Musk é o inimigo número 1 dessa ideia. Sua ambição é ser o Cidadão Kane da internet. Ele já é dono do principal provedor de internet por satélite, a Starlink. É dono do X (Twitter), uma das mais influentes mídias sociais. É dono da Tesla, cuja missão é criar carros autônomos ("robotáxis") para centralizar e dominar todo o mercado de transporte do planeta. E dono da Neuralink, que literalmente quer entrar na cabeça das pessoas para conectar cérebros.

Se Musk realmente quisesse defender a liberdade de expressão, estaria copiando a estrutura dos seus concorrentes, o BlueSky e o Mastodon. Esses concorrentes promovem o oposto da centralização: federações de servidores, protocolos de comunicação autônomos e infraestrutura distribuída. As redes do Mastodon e do BlueSky são desenhadas para dificultar o controle privado ou estatal das suas plataformas. Nem as próprias empresas têm controle sobre o que é postado nessas plataformas. Uma pessoa rodando um servidor no banheiro de casa poderia continuar postando nelas enquanto esse servidor estiver no ar, aconteça o que acontecer.

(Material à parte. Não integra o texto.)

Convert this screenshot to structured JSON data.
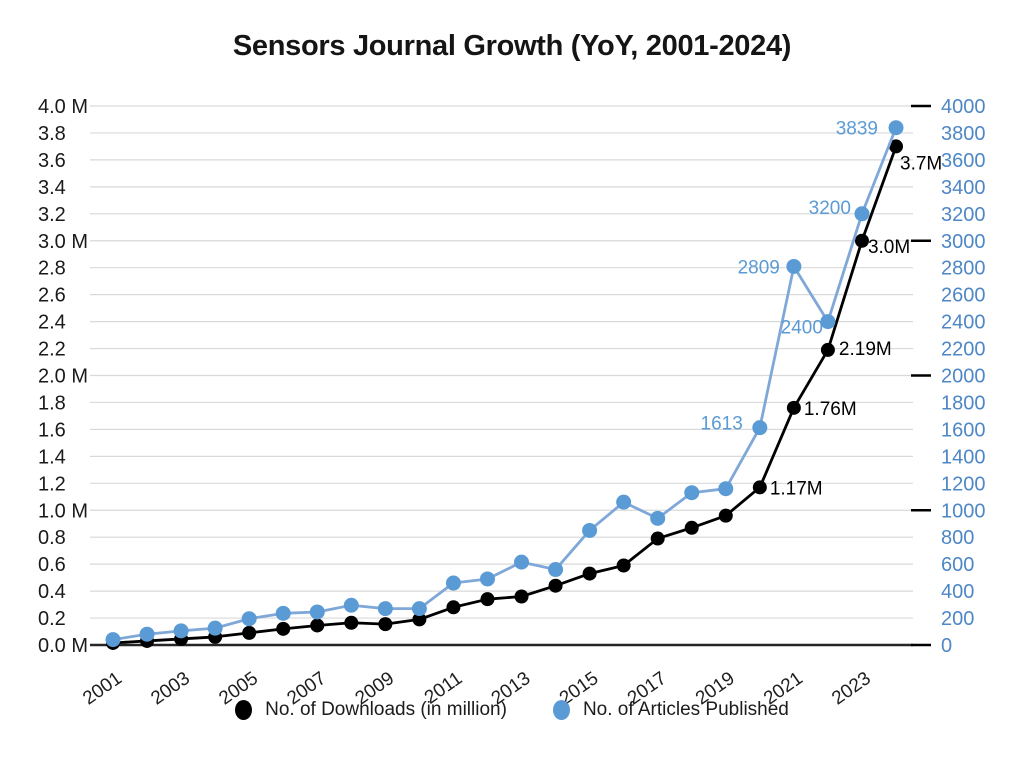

Musk não quer nada parecido com isso. Ele quer ser o dono da plataforma, quer ser seu gatekeeper, seu editor-geral e seu bloqueador-geral. Seu objetivo final é a centralização do poder nas suas próprias mãos —não a descentralização do poder, que é a premissa inerente à ideia de liberdade de expressão. Mutatis mutandis, ele quer ser o Alexandre de Moraes do planeta.

Exemplos disso estão em toda parte. Ele paralisou os serviços da Starlink na Guerra da Ucrânia por ordem própria sua. Removeu conteúdos que desagradavam ao governo da Índia, como barganha para obter vantagens no país. Removeu conteúdos a pedido do governo da Turquia, e assim por diante. Neutralidade não é o seu forte.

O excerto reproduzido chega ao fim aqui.